“Breaking The Fee-For-Service Addiction: Let’s Move To A Comprehensive Primary Care Payment Model,” a recent Health Affairs blog post by Rushika Fernandopulle of Iora Health, argues for replacing FFS payment with risk-adjusted comprehensive payments for primary care. We agree. However, the post portrays sponsors’ continuing to require submission of “dummy claims” as an unproductive addiction to FFS norms, because quality shouldn’t be judged based on “process measures” (their example: “how many visits [we] do”) but rather on “patient experience, clinical outcomes, and impact on downstream costs.” This argument does not hold.
First, some processes are essentially synonymous with evidence-based, high-quality clinical care (such as providing immunizations), while others may be our best short-term way of judging whether needed care is given. For example, having a primary care visit within 30 days of a hospital discharge is associated with reduced risk of mortality. While increased survival is a goal of better care, mortality is too rare and too confounded with other patient factors and events beyond the control of a health plan to be useful for judging the adequacy of post-discharge care. We agree that quality measures should be adapted to recognize the value of “touching” patients in ways other than through an in-office visit with an MD, but responsible oversight requires verifying that plans do not neglect recently discharged patients.
Further, transactional records, be they claims or dummy claims, are needed to 1) monitor care (identify services offered), 2) learn what works (study the costs and outcomes associated with different strategies), 3) detect fraud (such as, “ghost” services or employees), and 4) measure the risk associated with each person’s medical problems. Indeed, given that plans should want such data to manage themselves, providing it to sponsors is the natural way to enable both fair comparisons on quality and risk-adjusted payments that embody existing relationships between patient risk factors and the resources needed to address them.

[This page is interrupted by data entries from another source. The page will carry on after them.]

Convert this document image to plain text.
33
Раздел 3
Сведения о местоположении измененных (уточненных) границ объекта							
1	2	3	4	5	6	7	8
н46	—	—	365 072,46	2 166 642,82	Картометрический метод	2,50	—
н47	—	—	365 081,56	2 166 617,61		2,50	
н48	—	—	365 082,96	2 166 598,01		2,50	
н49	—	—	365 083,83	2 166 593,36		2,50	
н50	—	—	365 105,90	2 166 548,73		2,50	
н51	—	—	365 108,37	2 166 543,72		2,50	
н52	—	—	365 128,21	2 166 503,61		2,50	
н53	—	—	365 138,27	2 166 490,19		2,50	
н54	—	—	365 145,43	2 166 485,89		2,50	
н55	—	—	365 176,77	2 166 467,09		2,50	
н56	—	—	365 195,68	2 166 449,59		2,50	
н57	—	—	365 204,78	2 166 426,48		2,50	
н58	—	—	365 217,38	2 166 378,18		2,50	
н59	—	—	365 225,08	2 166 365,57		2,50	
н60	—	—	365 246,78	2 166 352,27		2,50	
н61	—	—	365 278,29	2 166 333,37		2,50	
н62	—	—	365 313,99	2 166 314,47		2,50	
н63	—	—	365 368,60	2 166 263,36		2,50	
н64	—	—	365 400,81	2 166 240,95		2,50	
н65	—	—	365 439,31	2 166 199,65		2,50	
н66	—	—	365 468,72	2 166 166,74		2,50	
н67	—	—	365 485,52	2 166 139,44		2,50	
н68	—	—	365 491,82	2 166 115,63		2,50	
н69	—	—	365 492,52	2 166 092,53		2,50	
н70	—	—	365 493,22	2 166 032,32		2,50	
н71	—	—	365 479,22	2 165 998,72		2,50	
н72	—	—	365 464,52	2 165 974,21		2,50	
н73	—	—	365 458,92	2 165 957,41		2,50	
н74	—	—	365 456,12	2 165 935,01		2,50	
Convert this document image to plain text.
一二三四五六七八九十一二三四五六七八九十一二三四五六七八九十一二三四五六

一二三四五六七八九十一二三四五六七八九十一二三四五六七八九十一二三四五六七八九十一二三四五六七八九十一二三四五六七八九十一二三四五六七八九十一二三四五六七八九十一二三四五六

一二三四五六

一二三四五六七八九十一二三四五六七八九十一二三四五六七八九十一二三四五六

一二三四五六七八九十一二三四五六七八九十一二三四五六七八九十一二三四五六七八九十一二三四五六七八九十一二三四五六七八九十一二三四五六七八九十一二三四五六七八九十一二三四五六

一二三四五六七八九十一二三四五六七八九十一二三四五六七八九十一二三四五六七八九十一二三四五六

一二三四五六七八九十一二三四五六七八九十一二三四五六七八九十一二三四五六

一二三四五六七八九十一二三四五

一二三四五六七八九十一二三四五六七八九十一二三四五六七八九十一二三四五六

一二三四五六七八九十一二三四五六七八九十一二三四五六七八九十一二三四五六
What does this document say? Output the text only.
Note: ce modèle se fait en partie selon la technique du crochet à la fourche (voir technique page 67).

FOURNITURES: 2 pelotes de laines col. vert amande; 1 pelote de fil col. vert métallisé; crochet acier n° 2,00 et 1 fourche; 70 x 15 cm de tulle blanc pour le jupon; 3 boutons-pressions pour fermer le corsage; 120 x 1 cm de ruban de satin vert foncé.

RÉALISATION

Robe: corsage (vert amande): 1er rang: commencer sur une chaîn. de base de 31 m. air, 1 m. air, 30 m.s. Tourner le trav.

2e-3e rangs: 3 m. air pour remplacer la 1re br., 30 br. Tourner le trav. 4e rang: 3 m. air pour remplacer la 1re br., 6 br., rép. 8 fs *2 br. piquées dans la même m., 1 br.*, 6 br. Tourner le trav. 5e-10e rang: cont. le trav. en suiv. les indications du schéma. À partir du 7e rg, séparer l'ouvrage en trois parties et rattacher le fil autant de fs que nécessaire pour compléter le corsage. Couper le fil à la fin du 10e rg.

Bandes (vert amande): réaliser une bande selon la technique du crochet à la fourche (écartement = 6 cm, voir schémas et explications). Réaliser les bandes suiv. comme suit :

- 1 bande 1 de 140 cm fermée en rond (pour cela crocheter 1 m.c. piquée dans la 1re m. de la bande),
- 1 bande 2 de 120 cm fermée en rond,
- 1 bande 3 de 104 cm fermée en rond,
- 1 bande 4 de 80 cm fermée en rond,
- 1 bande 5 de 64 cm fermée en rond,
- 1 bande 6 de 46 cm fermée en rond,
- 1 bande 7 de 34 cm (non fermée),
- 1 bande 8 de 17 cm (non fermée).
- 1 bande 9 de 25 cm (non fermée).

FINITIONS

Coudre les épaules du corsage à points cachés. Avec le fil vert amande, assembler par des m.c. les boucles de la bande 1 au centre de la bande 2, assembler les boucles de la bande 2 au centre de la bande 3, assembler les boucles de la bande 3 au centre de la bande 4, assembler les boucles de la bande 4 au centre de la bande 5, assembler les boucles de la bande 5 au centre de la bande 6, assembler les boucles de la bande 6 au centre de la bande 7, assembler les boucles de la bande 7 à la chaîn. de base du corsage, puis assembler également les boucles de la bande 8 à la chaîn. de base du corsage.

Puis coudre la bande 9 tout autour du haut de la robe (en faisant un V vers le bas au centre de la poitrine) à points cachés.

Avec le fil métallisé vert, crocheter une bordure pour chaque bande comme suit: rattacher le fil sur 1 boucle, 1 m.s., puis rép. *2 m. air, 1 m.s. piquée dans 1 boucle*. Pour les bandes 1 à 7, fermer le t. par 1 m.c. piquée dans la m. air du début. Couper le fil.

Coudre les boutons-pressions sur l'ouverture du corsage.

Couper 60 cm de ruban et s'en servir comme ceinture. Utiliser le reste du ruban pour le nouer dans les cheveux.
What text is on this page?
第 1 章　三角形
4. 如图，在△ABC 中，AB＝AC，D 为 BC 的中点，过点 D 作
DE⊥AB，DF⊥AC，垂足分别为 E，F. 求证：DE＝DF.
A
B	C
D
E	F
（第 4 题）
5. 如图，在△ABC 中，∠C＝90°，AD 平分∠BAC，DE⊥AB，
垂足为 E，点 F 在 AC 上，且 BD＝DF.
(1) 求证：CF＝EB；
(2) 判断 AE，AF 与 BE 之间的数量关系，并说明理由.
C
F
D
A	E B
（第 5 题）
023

Some health maintenance organizations in the 1990s appeared to be both avoiding sick patients and skimping on care. Under current models of health reform, payment is tied to both patient risk and quality measures – structure, process, and outcomes – to guard against the poor-quality care practices that flourish when no one is looking.
Iora Health is right to challenge fee-for-service payment, especially in primary care. In a paper published in Medical Care in 2012, Ash and Ellis describe an encounter-data-based model for primary care that tailors payments to the complexity of each practice’s patients. Since encounter data enables risk-adjusted payments, more – not less – documentation of care practices (including potentially valuable services that are not currently reimbursed) is the right prescription.